The MySQL manual describes what to do, here is a summary in a few point:

  1. Stop the Slave SQL Node
  2. Get the last epoch on this Slave SQL Node
  3. Using this epoch, get the binary log file and position on the new Master SQL Node
  4. On the Slave SQL Node, use CHANGE MASTER TO with the file and log position from previous point
  5. Start the Slave SQL Node, and it should work

Few notes:

  • You need to have 2 SQL nodes on the Master MySQL Cluster which are configured to do binary logging.
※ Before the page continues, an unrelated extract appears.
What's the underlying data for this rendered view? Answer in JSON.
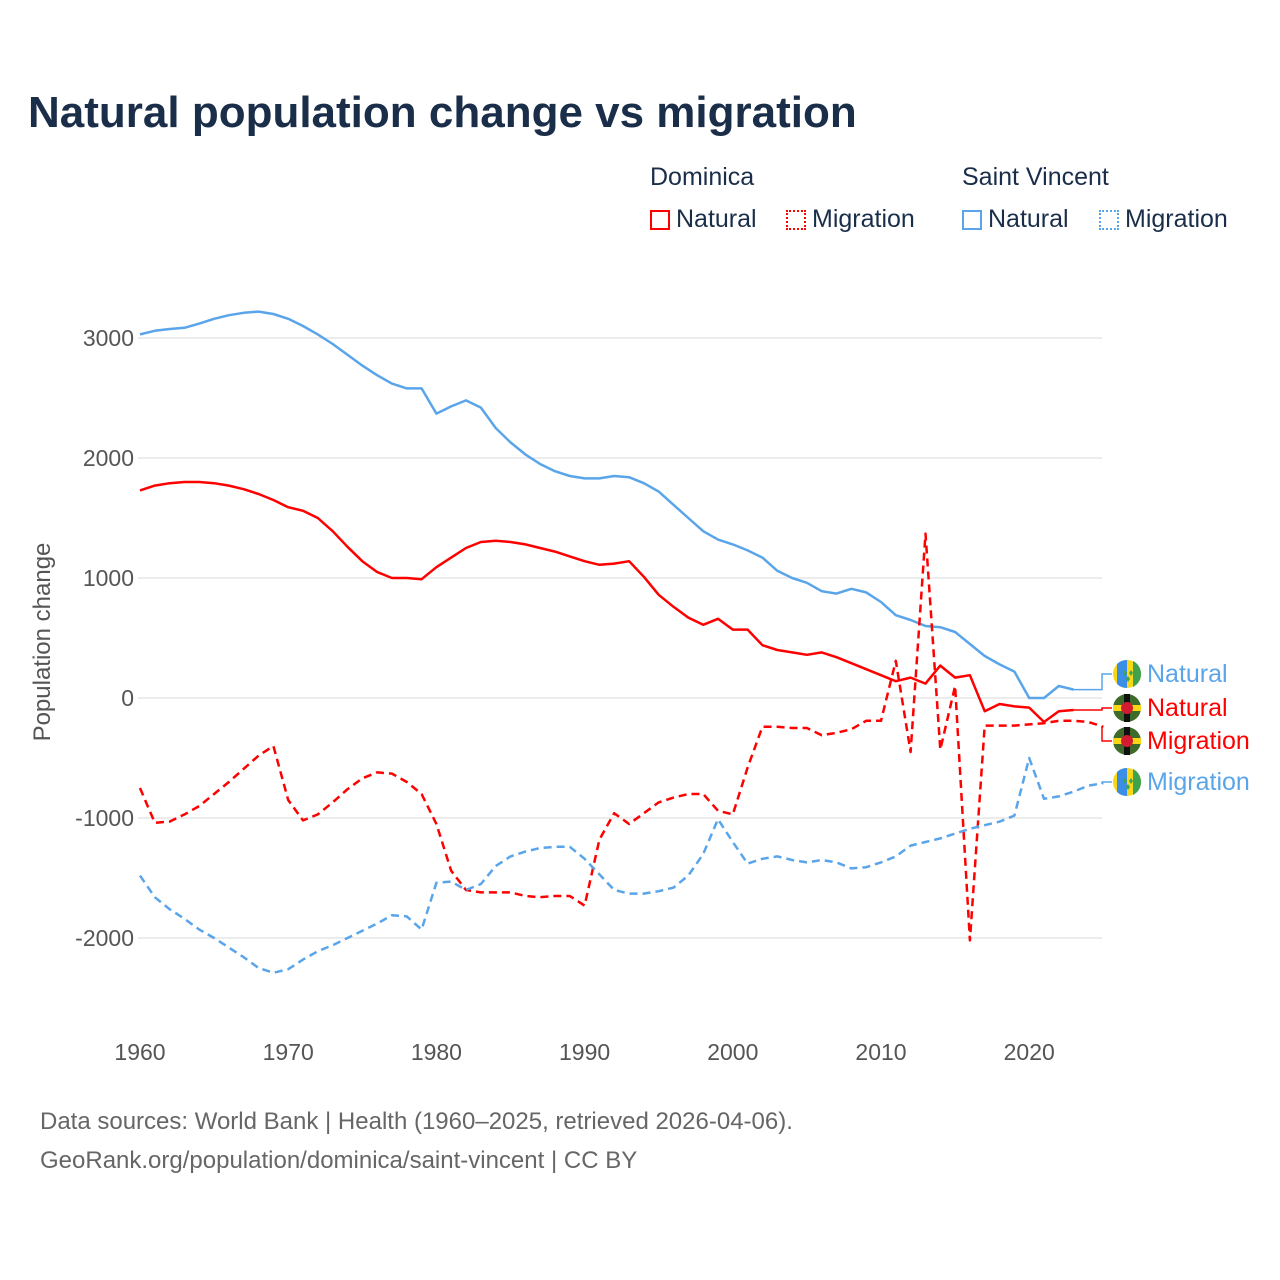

If you haven’t, please do ASAP.
  • It’s good to temporize between steps 2 and 3, like 10 seconds.
  • Yes, SQL Node is in this case a mysqld process.

The following Python functions are just examples, but hopefully they useful for somebody (full script not provided but it is using MySQL Connector/Python!):

def _get_last_epoch(slave):
  c = slave.cursor()
  stmt = "SELECT MAX(epoch) AS lastepoch FROM mysql.ndb_apply_status"
  c.execute(stmt)
  row = c.fetchone()
  c.close()
  return row[0]

def _get_binary_log_info(master, lastEpoch):
  c = master.cursor()
  stmt = ("SELECT SUBSTRING_INDEX(File, '/', -1),"
    "Position "
    "FROM mysql.ndb_binlog_index "
    "WHERE epoch > %s "
    "ORDER BY epoch ASC LIMIT 1")
  c.execute(stmt, (lastEpoch,))
  row = c.fetchone()
  c.close()
  return row

def _change_master(slave,masterHost=None,
                   masterPort=None,
                   logFile=None,logPos=None):
  stmtArgs = []
  params = []
  if masterHost:
    stmtArgs.append('MASTER_HOST=%s')
    params.append(masterHost)
  if masterPort:
    stmtArgs.append('MASTER_PORT=%s')
    params.append(masterPort)
  if logFile:
    stmtArgs.append('MASTER_LOG_FILE=%s')
    params.append(logFile)
  if logPos:
    stmtArgs.append('MASTER_LOG_POS=%s')
    params.append(logPos)

  c = slave.cursor()
  stmt = "CHANGE MASTER TO %s" % ', '.join(stmtArgs)
  c.execute(stmt, tuple(params))
  c.close()

Update 2010-02-26: Updating the text a bit; correcting Python code.